The Bach was an oddity – 14 canons discovered 50 years ago, authentically deemed to be written by Bach, which used the ‘Goldberg’ theme, but not used in the Goldberg Variations, and then orchestrated by a German conductor/composer. The orchestration, I felt, really didn’t work – it almost trivialised music which would have sounded sonorous and impressive on a keyboard. Hearing a trombone and a trumpet play a Bach canon is not at all the same thing…..
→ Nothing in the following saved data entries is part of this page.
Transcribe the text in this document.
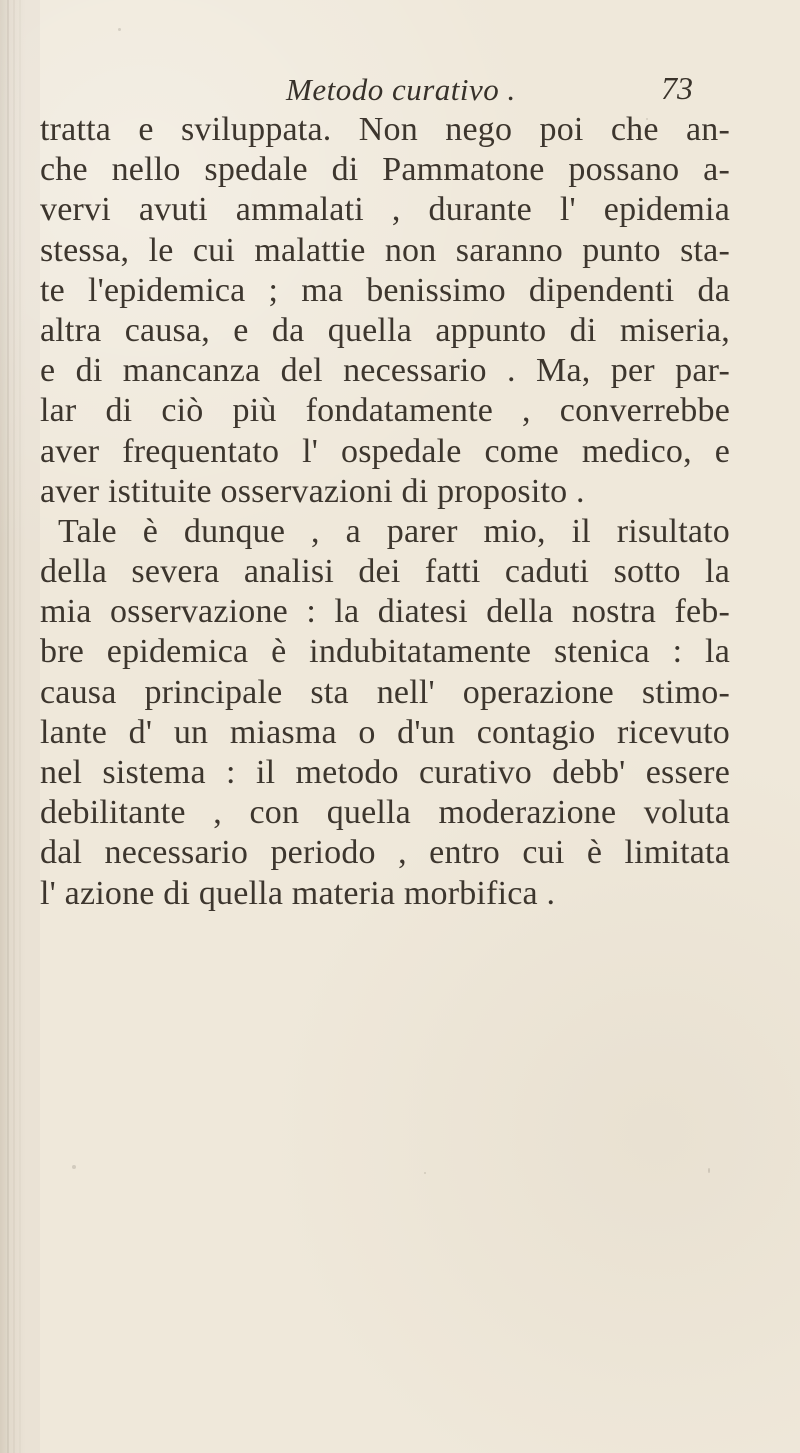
Metodo curativo .	73
tratta e sviluppata. Non nego poi che an-
che nello spedale di Pammatone possano a-
vervi avuti ammalati , durante l' epidemia
stessa, le cui malattie non saranno punto sta-
te l'epidemica ; ma benissimo dipendenti da
altra causa, e da quella appunto di miseria,
e di mancanza del necessario . Ma, per par-
lar di ciò più fondatamente , converrebbe
aver frequentato l' ospedale come medico, e
aver istituite osservazioni di proposito .
Tale è dunque , a parer mio, il risultato
della severa analisi dei fatti caduti sotto la
mia osservazione : la diatesi della nostra feb-
bre epidemica è indubitatamente stenica : la
causa principale sta nell' operazione stimo-
lante d' un miasma o d'un contagio ricevuto
nel sistema : il metodo curativo debb' essere
debilitante , con quella moderazione voluta
dal necessario periodo , entro cui è limitata
l' azione di quella materia morbifica .
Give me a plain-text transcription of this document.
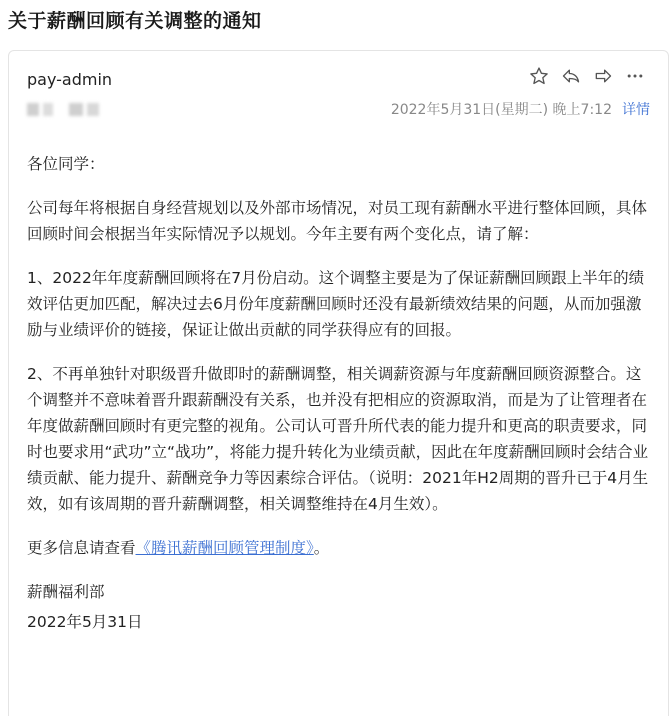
关于薪酬回顾有关调整的通知
pay-admin
2022年5月31日(星期二) 晚上7:12 详情

各位同学：

公司每年将根据自身经营规划以及外部市场情况，对员工现有薪酬水平进行整体回顾，具体回顾时间会根据当年实际情况予以规划。今年主要有两个变化点，请了解：

1、2022年年度薪酬回顾将在7月份启动。这个调整主要是为了保证薪酬回顾跟上半年的绩效评估更加匹配，解决过去6月份年度薪酬回顾时还没有最新绩效结果的问题，从而加强激励与业绩评价的链接，保证让做出贡献的同学获得应有的回报。

2、不再单独针对职级晋升做即时的薪酬调整，相关调薪资源与年度薪酬回顾资源整合。这个调整并不意味着晋升跟薪酬没有关系，也并没有把相应的资源取消，而是为了让管理者在年度做薪酬回顾时有更完整的视角。公司认可晋升所代表的能力提升和更高的职责要求，同时也要求用“武功”立“战功”，将能力提升转化为业绩贡献，因此在年度薪酬回顾时会结合业绩贡献、能力提升、薪酬竞争力等因素综合评估。（说明：2021年H2周期的晋升已于4月生效，如有该周期的晋升薪酬调整，相关调整维持在4月生效）。

更多信息请查看《腾讯薪酬回顾管理制度》。

薪酬福利部

2022年5月31日
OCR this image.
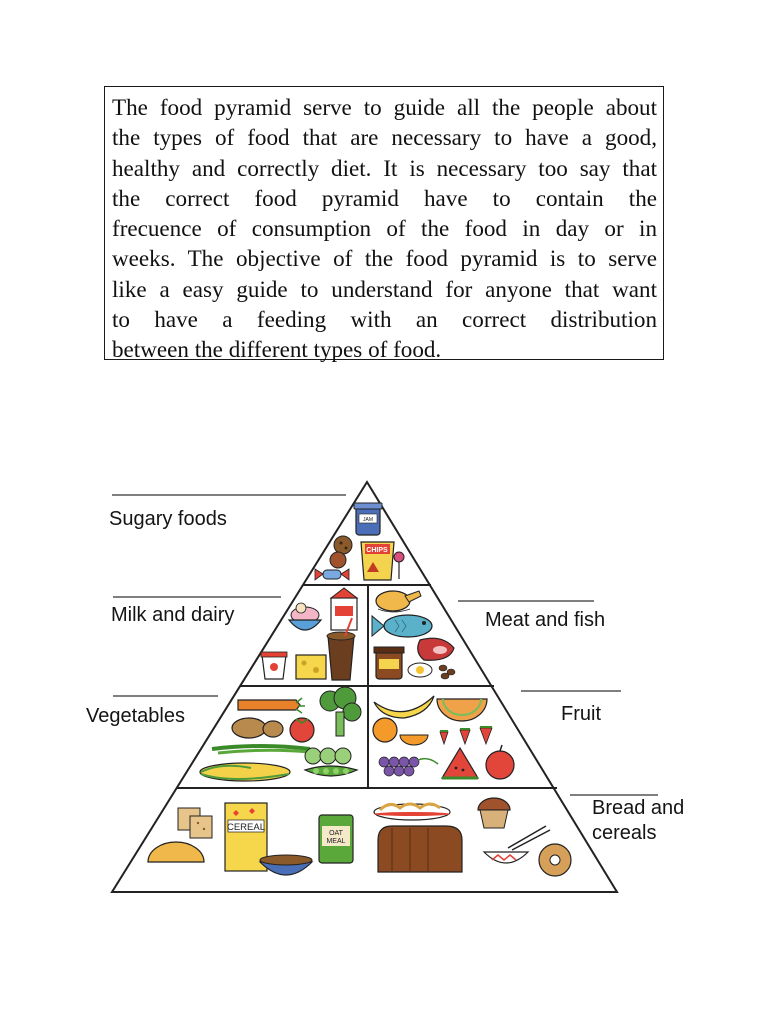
The food pyramid serve to guide all the people about
the types of food that are necessary to have a good,
healthy and correctly diet. It is necessary too say that
the correct food pyramid have to contain the
frecuence of consumption of the food in day or in
weeks. The objective of the food pyramid is to serve
like a easy guide to understand for anyone that want
to have a feeding with an correct distribution
between the different types of food.
Sugary foods
Milk and dairy	Meat and fish
Vegetables	Fruit
Bread and
cereals
JAM
CHIPS
CEREAL
OAT
MEAL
The Hindemith again was a bit of a revelation. A problem with MP3 downloading is that you often have no sleeve or CD notes to refer to, so I had only a sketchy idea of what the work was about or its place in German musical history. I had assumed that Hindemith’s music had been from 1933 outlawed by the Nazis as a ‘decadent’ and hadn’t realised that Furtwangler on behalf of the Berlin Phil had actually commissioned this work (ie a symphony based upon music from the opera), which was performed in March 1934, and was heard by many, in its blazing conclusion, as a statement asserting artists’ right to independence and affirming the power of art against political interference. I had always also thought that Hindemith was a bit of a note-spinner – too many notes, too much chugging along without much happening, too much, in a sense, fertility. Actually sitting down to listen to this music, with a programme book in front of me, made me recognise what a life-affirming and strong work this was. I loved the first movement’s energy and the final statement of its main theme with full orchestra including glockenspiel was thrilling. The anguish of the first part of the third movement – given the political context – was very moving, as was the quiet violin trills leading to a new affirmative theme, which is blazed out at the end by the full orchestra like a chorale, after more fugal turmoil (or was it the first movement’s theme being proclaimed?). I felt very privileged to get to know this work fully for the first time.
Throughout the LPO and Jurowski performed wonderfully well. The LPO made a glorious expansive sound, with outstanding solo work from the woodwind and brass, and, as a whole, just sounded more glowing and emphatically together than some of the orchestras I heard last week. It is sad Jurowski is leaving London as a chief conductor; his programming has always been interesting and he has brought many neglected works to London. The Royal Philharmonic Society gave him a medal after the concert, which was thoroughly deserved.